Hang in there Mama, I’m sure you are doing an amazing job and everyone says the first few months are the hardest! But in all seriousness, I’m about to be right there with you so we can text in the middle of the night while we are feeding/pumping and everything in between!
Call me when you want to bitch – we all feel that way, one time or another. The lack of sleep sucks. Give it another few months and she’ll be sleeping through the night (at least til 7 am).

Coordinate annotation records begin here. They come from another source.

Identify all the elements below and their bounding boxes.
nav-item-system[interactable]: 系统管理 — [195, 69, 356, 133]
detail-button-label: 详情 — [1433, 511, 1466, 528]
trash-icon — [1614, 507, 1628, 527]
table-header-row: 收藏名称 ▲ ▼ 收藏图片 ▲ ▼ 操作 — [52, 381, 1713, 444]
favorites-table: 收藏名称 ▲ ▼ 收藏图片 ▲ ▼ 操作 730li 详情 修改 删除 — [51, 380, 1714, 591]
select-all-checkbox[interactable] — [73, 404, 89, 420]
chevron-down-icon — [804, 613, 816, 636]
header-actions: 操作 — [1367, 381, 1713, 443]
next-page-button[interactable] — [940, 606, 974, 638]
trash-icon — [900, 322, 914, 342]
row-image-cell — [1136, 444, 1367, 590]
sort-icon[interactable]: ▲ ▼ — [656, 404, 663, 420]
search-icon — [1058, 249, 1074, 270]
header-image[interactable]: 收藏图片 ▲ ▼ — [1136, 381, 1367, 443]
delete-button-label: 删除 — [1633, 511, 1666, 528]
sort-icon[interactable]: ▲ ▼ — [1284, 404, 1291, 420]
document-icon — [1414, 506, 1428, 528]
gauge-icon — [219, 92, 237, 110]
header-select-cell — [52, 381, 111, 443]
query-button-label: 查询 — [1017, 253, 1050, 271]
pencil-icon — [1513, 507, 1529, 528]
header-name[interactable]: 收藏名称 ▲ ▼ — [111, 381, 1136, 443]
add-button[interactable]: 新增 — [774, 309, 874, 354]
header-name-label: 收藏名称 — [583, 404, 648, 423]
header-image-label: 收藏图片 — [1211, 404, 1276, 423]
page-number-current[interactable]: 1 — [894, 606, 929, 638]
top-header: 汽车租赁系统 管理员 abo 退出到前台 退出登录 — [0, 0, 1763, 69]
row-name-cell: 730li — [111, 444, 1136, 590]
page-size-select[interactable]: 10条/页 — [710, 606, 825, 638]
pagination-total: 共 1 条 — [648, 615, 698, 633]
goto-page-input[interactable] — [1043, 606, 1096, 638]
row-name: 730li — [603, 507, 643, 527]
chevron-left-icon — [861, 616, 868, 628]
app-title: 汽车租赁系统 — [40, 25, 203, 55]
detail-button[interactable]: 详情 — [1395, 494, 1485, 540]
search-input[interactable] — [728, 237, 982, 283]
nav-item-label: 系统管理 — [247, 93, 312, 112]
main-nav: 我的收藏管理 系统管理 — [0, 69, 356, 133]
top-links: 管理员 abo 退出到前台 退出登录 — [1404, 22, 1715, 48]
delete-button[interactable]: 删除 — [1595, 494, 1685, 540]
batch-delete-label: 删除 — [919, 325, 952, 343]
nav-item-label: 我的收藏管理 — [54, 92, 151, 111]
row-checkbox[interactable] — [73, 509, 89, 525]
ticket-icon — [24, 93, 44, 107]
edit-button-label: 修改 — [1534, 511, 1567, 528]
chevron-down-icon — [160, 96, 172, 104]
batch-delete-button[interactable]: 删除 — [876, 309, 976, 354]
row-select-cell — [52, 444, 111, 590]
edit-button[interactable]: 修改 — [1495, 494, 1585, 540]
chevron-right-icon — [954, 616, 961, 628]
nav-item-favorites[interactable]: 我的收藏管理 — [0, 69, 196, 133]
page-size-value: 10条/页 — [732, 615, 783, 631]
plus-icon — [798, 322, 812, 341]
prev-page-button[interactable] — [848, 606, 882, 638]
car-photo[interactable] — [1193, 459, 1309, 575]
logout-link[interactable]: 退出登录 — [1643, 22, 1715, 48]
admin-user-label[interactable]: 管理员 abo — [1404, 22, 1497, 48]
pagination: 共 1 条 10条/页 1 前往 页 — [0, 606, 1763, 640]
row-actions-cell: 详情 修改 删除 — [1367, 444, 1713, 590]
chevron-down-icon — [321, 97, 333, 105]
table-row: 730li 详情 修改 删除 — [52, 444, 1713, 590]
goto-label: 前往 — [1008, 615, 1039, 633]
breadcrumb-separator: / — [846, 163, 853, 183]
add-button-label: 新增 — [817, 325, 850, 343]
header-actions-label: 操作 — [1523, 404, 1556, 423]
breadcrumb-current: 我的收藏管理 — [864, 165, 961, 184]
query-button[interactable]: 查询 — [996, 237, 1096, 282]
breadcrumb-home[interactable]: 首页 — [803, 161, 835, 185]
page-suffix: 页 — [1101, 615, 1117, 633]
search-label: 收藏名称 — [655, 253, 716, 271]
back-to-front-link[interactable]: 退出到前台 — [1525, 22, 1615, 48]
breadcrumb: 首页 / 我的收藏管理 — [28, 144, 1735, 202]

I was convinced everyone was a big fat liar when they told me it would get it easier. There was no light at the end of my tunnel. Sure, there was joy, sporadically, and I certainly wouldn’t have considered myself to have had post partum depression, but I remember thinking that this new miserable life of no sleep and dirty diapers and painful nursing was my new existence and I just needed to accept it. I remember going back to bed one time after a night of cluster feeding and my husband asked me if I was ok. I responded, “No. I’m dying.” And I really thought I was. I thought this was it. This is what it feels like to slowly die a slow, torturous, sleepless, fat death. I can look back now and see how melodramatic I was being. But at the time, all I could see were the minutes ticking oh so slowly by at 2:00 am. 3:30 am, 3:31, 3:32, 3:33, 5 am… But, then one day, it did get better. And I realized not everyone I knew was lying to me. They were right. Of course they were. But what did help me a LOT was the book 12 hours sleep by 12 weeks old. It was a godsend. When Nora was 8-12 weeks old, I devoted those four weeks of my life to getting her to sleep. It was literally all I did for four weeks straight. But, in the end it worked. I got my sleep back. And she is still a great sleeper. And I’m a better mother for it. I also eventually quit breastfeeding but that is another (guilt-ridden and expensive) story for another day.